SV-14LB upgrade仕様 (2006年式)
買取りが成立すれば、1~2ヶ月かけて順次整備し次のユーザーさんにバトンを渡すのが私どものミッション。最近C to Cで求められた品物のオーバーホール案件もかなり増えています。本来業務ではなくとも、それも私どもの重要な使命の一つと考え、真摯に取り組ませて頂いていますが、入荷品のなかには品質上の懸念事項があり、残念ながらお客さんのご期待に十分お応えできないケースも少なくありません。
今日もそんなアイテムが幾つかありました。

ランドセル / ALTEC 409B仕様
409Bといえば名器
ALTEC DIGに搭載された8インチユニット。個人的にも403A, 409Bは好きなユニットですので期待していたのですが、基準信号を入れて測定したところ片側の低域特性が悪いことが気になりました。念のため外してみると...
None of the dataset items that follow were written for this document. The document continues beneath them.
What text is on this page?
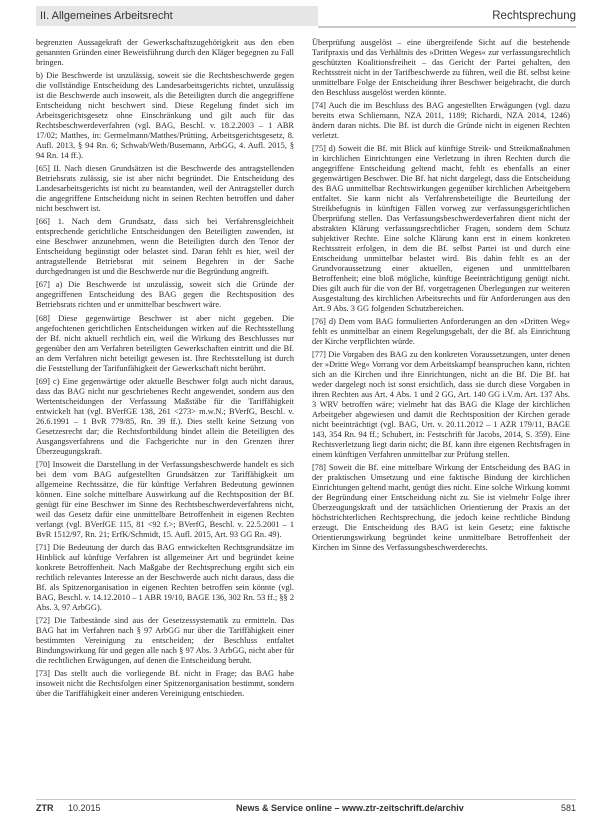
II. Allgemeines Arbeitsrecht	Rechtsprechung

begrenzten Aussagekraft der Gewerkschaftszugehörigkeit aus den eben genannten Gründen einer Beweisführung durch den Kläger begegnen zu Fall bringen.

b) Die Beschwerde ist unzulässig, soweit sie die Rechtsbeschwerde gegen die vollständige Entscheidung des Landesarbeitsgerichts richtet, unzulässig ist die Beschwerde auch insoweit, als die Beteiligten durch die angegriffene Entscheidung nicht beschwert sind. Diese Regelung findet sich im Arbeitsgerichtsgesetz ohne Einschränkung und gilt auch für das Rechtsbeschwerdeverfahren (vgl. BAG, Beschl. v. 18.2.2003 – 1 ABR 17/02; Matthes, in: Germelmann/Matthes/Prütting, Arbeitsgerichtsgesetz, 8. Aufl. 2013, § 94 Rn. 6; Schwab/Weth/Busemann, ArbGG, 4. Aufl. 2015, § 94 Rn. 14 ff.).

[65] II. Nach diesen Grundsätzen ist die Beschwerde des antragstellenden Betriebsrats zulässig, sie ist aber nicht begründet. Die Entscheidung des Landesarbeitsgerichts ist nicht zu beanstanden, weil der Antragsteller durch die angegriffene Entscheidung nicht in seinen Rechten betroffen und daher nicht beschwert ist.

[66] 1. Nach dem Grundsatz, dass sich bei Verfahrensgleichheit entsprechende gerichtliche Entscheidungen den Beteiligten zuwenden, ist eine Beschwer anzunehmen, wenn die Beteiligten durch den Tenor der Entscheidung begünstigt oder belastet sind. Daran fehlt es hier, weil der antragstellende Betriebsrat mit seinem Begehren in der Sache durchgedrungen ist und die Beschwerde nur die Begründung angreift.

[67] a) Die Beschwerde ist unzulässig, soweit sich die Gründe der angegriffenen Entscheidung des BAG gegen die Rechtsposition des Betriebsrats richten und er unmittelbar beschwert wäre.

[68] Diese gegenwärtige Beschwer ist aber nicht gegeben. Die angefochtenen gerichtlichen Entscheidungen wirken auf die Rechtsstellung der Bf. nicht aktuell rechtlich ein, weil die Wirkung des Beschlusses nur gegenüber den am Verfahren beteiligten Gewerkschaften eintritt und die Bf. an dem Verfahren nicht beteiligt gewesen ist. Ihre Rechtsstellung ist durch die Feststellung der Tarifunfähigkeit der Gewerkschaft nicht berührt.

[69] c) Eine gegenwärtige oder aktuelle Beschwer folgt auch nicht daraus, dass das BAG nicht nur geschriebenes Recht angewendet, sondern aus den Wertentscheidungen der Verfassung Maßstäbe für die Tariffähigkeit entwickelt hat (vgl. BVerfGE 138, 261 <273> m.w.N.; BVerfG, Beschl. v. 26.6.1991 – 1 BvR 779/85, Rn. 39 ff.). Dies stellt keine Setzung von Gesetzesrecht dar; die Rechtsfortbildung bindet allein die Beteiligten des Ausgangsverfahrens und die Fachgerichte nur in den Grenzen ihrer Überzeugungskraft.

[70] Insoweit die Darstellung in der Verfassungsbeschwerde handelt es sich bei dem vom BAG aufgestellten Grundsätzen zur Tariffähigkeit um allgemeine Rechtssätze, die für künftige Verfahren Bedeutung gewinnen können. Eine solche mittelbare Auswirkung auf die Rechtsposition der Bf. genügt für eine Beschwer im Sinne des Rechtsbeschwerdeverfahrens nicht, weil das Gesetz dafür eine unmittelbare Betroffenheit in eigenen Rechten verlangt (vgl. BVerfGE 115, 81 <92 f.>; BVerfG, Beschl. v. 22.5.2001 – 1 BvR 1512/97, Rn. 21; ErfK/Schmidt, 15. Aufl. 2015, Art. 93 GG Rn. 49).

[71] Die Bedeutung der durch das BAG entwickelten Rechtsgrundsätze im Hinblick auf künftige Verfahren ist allgemeiner Art und begründet keine konkrete Betroffenheit. Nach Maßgabe der Rechtsprechung ergibt sich ein rechtlich relevantes Interesse an der Beschwerde auch nicht daraus, dass die Bf. als Spitzenorganisation in eigenen Rechten betroffen sein könnte (vgl. BAG, Beschl. v. 14.12.2010 – 1 ABR 19/10, BAGE 136, 302 Rn. 53 ff.; §§ 2 Abs. 3, 97 ArbGG).

[72] Die Tatbestände sind aus der Gesetzessystematik zu ermitteln. Das BAG hat im Verfahren nach § 97 ArbGG nur über die Tariffähigkeit einer bestimmten Vereinigung zu entscheiden; der Beschluss entfaltet Bindungswirkung für und gegen alle nach § 97 Abs. 3 ArbGG, nicht aber für die rechtlichen Erwägungen, auf denen die Entscheidung beruht.

[73] Das stellt auch die vorliegende Bf. nicht in Frage; das BAG habe insoweit nicht die Rechtsfolgen einer Spitzenorganisation bestimmt, sondern über die Tariffähigkeit einer anderen Vereinigung entschieden.

Überprüfung ausgelöst – eine übergreifende Sicht auf die bestehende Tarifpraxis und das Verhältnis des »Dritten Weges« zur verfassungsrechtlich geschützten Koalitionsfreiheit – das Gericht der Partei gehalten, den Rechtsstreit nicht in der Tarifbeschwerde zu führen, weil die Bf. selbst keine unmittelbare Folge der Entscheidung ihrer Beschwer beigebracht, die durch den Beschluss ausgelöst werden könnte.

[74] Auch die im Beschluss des BAG angestellten Erwägungen (vgl. dazu bereits etwa Schliemann, NZA 2011, 1189; Richardi, NZA 2014, 1246) ändern daran nichts. Die Bf. ist durch die Gründe nicht in eigenen Rechten verletzt.

[75] d) Soweit die Bf. mit Blick auf künftige Streik- und Streikmaßnahmen in kirchlichen Einrichtungen eine Verletzung in ihren Rechten durch die angegriffene Entscheidung geltend macht, fehlt es ebenfalls an einer gegenwärtigen Beschwer. Die Bf. hat nicht dargelegt, dass die Entscheidung des BAG unmittelbar Rechtswirkungen gegenüber kirchlichen Arbeitgebern entfaltet. Sie kann nicht als Verfahrensbeteiligte die Beurteilung der Streikbefugnis in künftigen Fällen vorweg zur verfassungsgerichtlichen Überprüfung stellen. Das Verfassungsbeschwerdeverfahren dient nicht der abstrakten Klärung verfassungsrechtlicher Fragen, sondern dem Schutz subjektiver Rechte. Eine solche Klärung kann erst in einem konkreten Rechtsstreit erfolgen, in dem die Bf. selbst Partei ist und durch eine Entscheidung unmittelbar belastet wird. Bis dahin fehlt es an der Grundvoraussetzung einer aktuellen, eigenen und unmittelbaren Betroffenheit; eine bloß mögliche, künftige Beeinträchtigung genügt nicht. Dies gilt auch für die von der Bf. vorgetragenen Überlegungen zur weiteren Ausgestaltung des kirchlichen Arbeitsrechts und für Anforderungen aus den Art. 9 Abs. 3 GG folgenden Schutzbereichen.

[76] d) Dem vom BAG formulierten Anforderungen an den »Dritten Weg« fehlt es unmittelbar an einem Regelungsgehalt, der die Bf. als Einrichtung der Kirche verpflichten würde.

[77] Die Vorgaben des BAG zu den konkreten Voraussetzungen, unter denen der »Dritte Weg« Vorrang vor dem Arbeitskampf beanspruchen kann, richten sich an die Kirchen und ihre Einrichtungen, nicht an die Bf. Die Bf. hat weder dargelegt noch ist sonst ersichtlich, dass sie durch diese Vorgaben in ihren Rechten aus Art. 4 Abs. 1 und 2 GG, Art. 140 GG i.V.m. Art. 137 Abs. 3 WRV betroffen wäre; vielmehr hat das BAG die Klage der kirchlichen Arbeitgeber abgewiesen und damit die Rechtsposition der Kirchen gerade nicht beeinträchtigt (vgl. BAG, Urt. v. 20.11.2012 – 1 AZR 179/11, BAGE 143, 354 Rn. 94 ff.; Schubert, in: Festschrift für Jacobs, 2014, S. 359). Eine Rechtsverletzung liegt darin nicht; die Bf. kann ihre eigenen Rechtsfragen in einem künftigen Verfahren unmittelbar zur Prüfung stellen.

[78] Soweit die Bf. eine mittelbare Wirkung der Entscheidung des BAG in der praktischen Umsetzung und eine faktische Bindung der kirchlichen Einrichtungen geltend macht, genügt dies nicht. Eine solche Wirkung kommt der Begründung einer Entscheidung nicht zu. Sie ist vielmehr Folge ihrer Überzeugungskraft und der tatsächlichen Orientierung der Praxis an der höchstrichterlichen Rechtsprechung, die jedoch keine rechtliche Bindung erzeugt. Die Entscheidung des BAG ist kein Gesetz; eine faktische Orientierungswirkung begründet keine unmittelbare Betroffenheit der Kirchen im Sinne des Verfassungsbeschwerderechts.

ZTR 10.2015	News & Service online – www.ztr-zeitschrift.de/archiv	581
写真の左下部分、エッジが破れて修復痕があるのにお気づき頂けるでしょうか。これにより最低共振周波数が上がってしまい、本来の味わいが出ていません。別のユニットを探してノーイクスキューズな状態で再生させて頂ければと思っています。
そしてこんなケースも。310Aが8本です。貴重なWestern Electric 310Aが4本とNL (米National Electronics)310Aが4本という事で大いに期待したのですが...

左上2本はRussia 310A (10Ж12C)をリプリントしたFakeです。右上の2本は真正品ですが棄却値1100に対して1本が1000, もう1本が500未満という状態でした。そして下段4本のNL 310Aは4本中3本がGm500未満という状態。良く言えば寿命を全うするほど、しっかり使って貰えて310Aも本望だったかもしれませんが、残念ながら使用不可です。
自社製品の再生プロジェクトを通じて、すでに2000台以上の製品が新たなお客さんのお手許にお嫁入りさせていただいています。そのなかでアンプで言えば真空管, スピーカーでいえばユニットは重要なキーパーツですので、今後も或る意味で厳しく、それ以上にフェアに診させていただいて、販売者としての責任を全うさせていただきたいと考えています。